At the end of the year we’re going to Australia to watch the Boxing Day Cricket Test match between Australia and NZ. We want to see Trent Boult bowl maiden overs, and Ross Taylor hit 6s into the crowd. Luke can’t wait: it is well deserved for working so hard at school these last few years. Lucky I remembered early that we need to get him a passport.
And then we realized:
Luke’s passport is going to say Sex: F.
His birth certificate says Sex: F.
Government is considering legislation at the moment so that NZers can change the sex on their birth certificates if they are trans. That is so that Luke and other people like him can work and travel without being unneccessarily stopped and questioned at borders. So Luke doesn’t suddenly face invasive searching when some official looks at him and says ‘Mate, you’re not a woman – what’s this with your ID?’
I don’t want my 17 year old son having to explain his genitals to a stranger in a uniform. I don’t want him stopped for questioning. And people use birth certificates for ID all the time – opening bank accounts, entering University. I don’t want to be always afraid for him of what people might say.
There is a process where we can change the sex notification on his passport by statutory declaration and a counsellors or medical practitioners written approval. It is just a couple of extra steps. Changing the notification on his birth certificate is much harder. He has to be either 18 or married, and he has to go to the family court where a judge decides. He can’t do it until he has had medical treatment to change his appearance. It is an expensive process for the country, it wastes court time, and the outcome could be no.

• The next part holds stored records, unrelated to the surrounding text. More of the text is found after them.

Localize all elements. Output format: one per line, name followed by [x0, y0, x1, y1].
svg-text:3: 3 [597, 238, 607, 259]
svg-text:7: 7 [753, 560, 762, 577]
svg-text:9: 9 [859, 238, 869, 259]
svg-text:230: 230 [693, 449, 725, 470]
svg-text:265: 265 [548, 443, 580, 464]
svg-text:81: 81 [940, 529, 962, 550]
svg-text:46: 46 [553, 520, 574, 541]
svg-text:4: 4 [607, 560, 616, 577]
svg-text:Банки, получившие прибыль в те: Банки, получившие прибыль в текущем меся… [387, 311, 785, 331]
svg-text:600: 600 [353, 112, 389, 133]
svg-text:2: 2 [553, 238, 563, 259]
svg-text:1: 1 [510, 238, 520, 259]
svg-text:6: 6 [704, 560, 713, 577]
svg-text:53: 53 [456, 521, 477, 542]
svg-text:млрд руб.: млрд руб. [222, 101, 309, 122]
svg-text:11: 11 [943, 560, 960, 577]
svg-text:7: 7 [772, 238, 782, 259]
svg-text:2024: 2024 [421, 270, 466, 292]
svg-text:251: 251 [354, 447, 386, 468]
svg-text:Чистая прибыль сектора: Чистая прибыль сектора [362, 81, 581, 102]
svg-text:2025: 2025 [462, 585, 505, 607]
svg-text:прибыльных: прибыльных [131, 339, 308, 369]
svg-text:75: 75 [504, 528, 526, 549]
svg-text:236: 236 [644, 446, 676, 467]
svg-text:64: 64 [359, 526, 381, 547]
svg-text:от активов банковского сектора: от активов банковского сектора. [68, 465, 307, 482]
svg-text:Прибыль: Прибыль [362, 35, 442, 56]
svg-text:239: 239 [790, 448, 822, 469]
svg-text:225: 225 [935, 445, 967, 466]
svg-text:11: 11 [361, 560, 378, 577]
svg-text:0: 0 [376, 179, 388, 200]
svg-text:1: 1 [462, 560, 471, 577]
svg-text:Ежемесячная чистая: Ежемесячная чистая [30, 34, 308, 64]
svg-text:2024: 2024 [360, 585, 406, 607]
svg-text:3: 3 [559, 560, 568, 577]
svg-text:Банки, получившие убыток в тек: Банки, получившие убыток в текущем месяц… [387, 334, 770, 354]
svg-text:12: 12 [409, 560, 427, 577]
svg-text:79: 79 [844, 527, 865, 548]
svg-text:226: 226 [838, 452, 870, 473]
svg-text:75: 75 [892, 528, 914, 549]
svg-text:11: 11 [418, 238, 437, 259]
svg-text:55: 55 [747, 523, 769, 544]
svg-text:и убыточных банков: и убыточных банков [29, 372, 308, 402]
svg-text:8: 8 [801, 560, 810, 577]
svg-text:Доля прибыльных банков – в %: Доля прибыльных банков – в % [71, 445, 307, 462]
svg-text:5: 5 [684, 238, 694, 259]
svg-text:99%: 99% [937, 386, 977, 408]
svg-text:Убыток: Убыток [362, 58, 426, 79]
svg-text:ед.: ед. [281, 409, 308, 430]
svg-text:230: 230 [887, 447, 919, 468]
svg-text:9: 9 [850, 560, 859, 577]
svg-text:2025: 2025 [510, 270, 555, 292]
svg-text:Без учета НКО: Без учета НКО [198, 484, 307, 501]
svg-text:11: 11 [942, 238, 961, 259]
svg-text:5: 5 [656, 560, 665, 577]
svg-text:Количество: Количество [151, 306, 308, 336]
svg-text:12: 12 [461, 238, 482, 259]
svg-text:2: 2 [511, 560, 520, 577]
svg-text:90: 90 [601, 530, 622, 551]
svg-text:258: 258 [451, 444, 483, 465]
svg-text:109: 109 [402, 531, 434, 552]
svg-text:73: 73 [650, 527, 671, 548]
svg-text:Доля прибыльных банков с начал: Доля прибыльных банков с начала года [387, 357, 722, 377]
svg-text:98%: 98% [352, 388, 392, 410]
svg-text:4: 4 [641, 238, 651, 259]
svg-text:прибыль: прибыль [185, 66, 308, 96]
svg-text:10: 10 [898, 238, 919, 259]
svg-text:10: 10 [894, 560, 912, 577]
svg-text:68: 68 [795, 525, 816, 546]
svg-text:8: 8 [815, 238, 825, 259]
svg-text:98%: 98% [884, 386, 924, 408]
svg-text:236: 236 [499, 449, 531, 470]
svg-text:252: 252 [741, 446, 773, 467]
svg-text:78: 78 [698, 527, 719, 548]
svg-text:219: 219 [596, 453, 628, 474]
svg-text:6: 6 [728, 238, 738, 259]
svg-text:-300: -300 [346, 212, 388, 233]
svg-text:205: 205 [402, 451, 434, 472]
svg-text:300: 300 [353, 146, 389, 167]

And Luke is a boy already. He doesn’t *need* medical treatment to change his appearance.
Luke, and all trans people, need to be able to sign an affidavit with a Justice of the Peace and then just apply to Births, Deaths and Marriages to have their gender notification changed.
Like a name change. You take it seriously but it is still easy to do.
Will this mean more people do it? Well of course. The current system is unworkable and favors wealthy people who can pay for operations and sometimes lawyers.
Will some people change it and change back? Of course – people make life decisions and then change their minds all the time. Like marriage. That’s okay too.
It is just a matter of safety. I want the target taken off my son’s back. And I want to be able to relax while he cheers for the Black Caps.